The biggest ‘disappearance of truth’ - to borrow Sehgal’s phrase – in the last five years, has been with regard to the work done by the government. Despite clear facts released by the government, Sehgal and many like her refused to believe – the absence was not of facts but of trust. They did not believe any real change was made in the lives of the people. But, Sehgal’s disbelief is hardly surprising. It is something that the so-called right, in general, and the BJP in particular, have been facing for decades – smug disbelief and vicious prejudice. The labels of fascists, rightists, Nazis, despots, dictators, anti-women, anti-Dalit, have always been used without discretion to dismiss them and drown out their voices.
In the first term of Modi government, 34 crore bank accounts were opened under Jan Dhan, 7 crore gas cylinders were distributed under Ujjwala, 8 crore toilets were built under Swachh Bharat Abhiyan, farmers received Rs 4,000 in their bank accounts under PM-Kisan, lakhs of people received benefits of up to Rs 5 lakh for medical care under Ayushman Bharat. But the so-called liberals, living their own nightmare, refused to see. They also failed to notice that with the exception of J&K and Pathankot, no terror attack took place in any part of the country in the last five years. There was also no major communal riot during the last Modi regime.
One of the biggest problems in Sehgal’s arguments is her intrinsic formulaic approach to describe contemporary Indian politics. She believes that Stanley’s right-wing extremism formula is coming to fruition in India – the country where a norm is an exception and exceptions are a norm. Many liberals tend to misread the ground realities of India today when they use foreign approaches, theories and idioms to decode the Indian society and polity.

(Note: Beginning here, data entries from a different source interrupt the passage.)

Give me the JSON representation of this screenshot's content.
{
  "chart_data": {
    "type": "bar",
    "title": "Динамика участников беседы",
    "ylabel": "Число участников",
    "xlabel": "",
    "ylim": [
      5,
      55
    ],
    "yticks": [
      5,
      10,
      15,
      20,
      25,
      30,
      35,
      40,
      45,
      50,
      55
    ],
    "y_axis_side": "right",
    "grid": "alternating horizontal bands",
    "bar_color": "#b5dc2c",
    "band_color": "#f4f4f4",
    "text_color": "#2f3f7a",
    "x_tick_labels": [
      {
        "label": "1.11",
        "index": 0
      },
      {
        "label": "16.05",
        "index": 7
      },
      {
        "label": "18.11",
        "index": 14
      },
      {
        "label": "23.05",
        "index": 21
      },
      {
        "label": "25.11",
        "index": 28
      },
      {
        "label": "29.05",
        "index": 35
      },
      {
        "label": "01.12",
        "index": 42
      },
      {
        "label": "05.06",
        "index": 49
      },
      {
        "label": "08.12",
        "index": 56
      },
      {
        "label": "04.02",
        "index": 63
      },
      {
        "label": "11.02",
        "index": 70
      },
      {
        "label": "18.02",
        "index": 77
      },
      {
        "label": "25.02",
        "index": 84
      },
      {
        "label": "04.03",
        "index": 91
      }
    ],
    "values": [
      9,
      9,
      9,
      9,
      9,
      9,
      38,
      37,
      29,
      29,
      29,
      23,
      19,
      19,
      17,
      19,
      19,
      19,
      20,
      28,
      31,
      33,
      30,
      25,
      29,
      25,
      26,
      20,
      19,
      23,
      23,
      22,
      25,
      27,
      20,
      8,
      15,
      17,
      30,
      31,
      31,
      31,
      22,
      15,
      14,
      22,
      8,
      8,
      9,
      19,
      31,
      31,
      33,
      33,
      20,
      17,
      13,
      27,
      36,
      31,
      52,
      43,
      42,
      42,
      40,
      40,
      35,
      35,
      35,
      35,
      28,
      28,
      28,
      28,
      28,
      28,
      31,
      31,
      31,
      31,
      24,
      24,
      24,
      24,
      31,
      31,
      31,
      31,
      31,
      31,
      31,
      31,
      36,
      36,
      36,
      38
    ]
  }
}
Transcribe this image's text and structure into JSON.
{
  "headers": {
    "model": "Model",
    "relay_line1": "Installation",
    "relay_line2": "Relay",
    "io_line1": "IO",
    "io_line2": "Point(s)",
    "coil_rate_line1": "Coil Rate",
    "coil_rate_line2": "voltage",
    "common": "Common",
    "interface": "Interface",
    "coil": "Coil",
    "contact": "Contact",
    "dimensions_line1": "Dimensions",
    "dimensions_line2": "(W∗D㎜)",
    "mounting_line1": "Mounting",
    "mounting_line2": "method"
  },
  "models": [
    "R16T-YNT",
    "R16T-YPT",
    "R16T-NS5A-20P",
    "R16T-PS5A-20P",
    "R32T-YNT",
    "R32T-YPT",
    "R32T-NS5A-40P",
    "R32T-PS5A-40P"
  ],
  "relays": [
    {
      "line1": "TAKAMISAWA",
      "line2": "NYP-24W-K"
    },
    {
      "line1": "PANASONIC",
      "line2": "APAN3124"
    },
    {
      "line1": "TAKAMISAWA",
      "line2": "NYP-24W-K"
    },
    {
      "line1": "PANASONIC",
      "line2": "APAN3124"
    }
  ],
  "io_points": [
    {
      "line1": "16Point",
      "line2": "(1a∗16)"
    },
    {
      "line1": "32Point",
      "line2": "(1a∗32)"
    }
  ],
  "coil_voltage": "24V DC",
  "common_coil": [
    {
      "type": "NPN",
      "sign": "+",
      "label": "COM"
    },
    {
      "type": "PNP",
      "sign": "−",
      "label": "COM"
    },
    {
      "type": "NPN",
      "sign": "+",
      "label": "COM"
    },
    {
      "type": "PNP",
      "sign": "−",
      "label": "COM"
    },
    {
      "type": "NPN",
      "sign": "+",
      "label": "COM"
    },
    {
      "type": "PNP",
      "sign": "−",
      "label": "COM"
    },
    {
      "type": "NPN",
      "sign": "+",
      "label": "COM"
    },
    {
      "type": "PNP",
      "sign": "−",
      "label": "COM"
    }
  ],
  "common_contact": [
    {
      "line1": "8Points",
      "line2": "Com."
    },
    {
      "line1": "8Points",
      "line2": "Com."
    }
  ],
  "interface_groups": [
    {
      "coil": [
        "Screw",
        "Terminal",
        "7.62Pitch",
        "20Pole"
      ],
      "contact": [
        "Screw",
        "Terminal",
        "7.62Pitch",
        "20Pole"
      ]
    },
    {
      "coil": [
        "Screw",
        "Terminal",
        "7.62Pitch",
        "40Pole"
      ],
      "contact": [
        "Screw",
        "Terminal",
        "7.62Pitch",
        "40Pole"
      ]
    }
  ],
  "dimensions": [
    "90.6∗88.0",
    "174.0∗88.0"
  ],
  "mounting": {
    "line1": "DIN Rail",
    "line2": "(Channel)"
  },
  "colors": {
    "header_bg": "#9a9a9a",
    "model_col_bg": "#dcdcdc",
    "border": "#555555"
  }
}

Through her article Sehgal tried to give ideological platform to the argument that the government lacks moral grounds to govern the country. Instead of allowing paroxysms of prejudice to get the better of her, she should respect the electoral mandate of millions who have voted in favour of one party. Importantly, Sehgal is the niece of Jawaharlal Nehru and enjoys close ties with the Congress party. Perhaps this is the right time for her to write about how the grand old party needs to reinvent itself. Such an attempt on her part would be far more fruitful and consequential.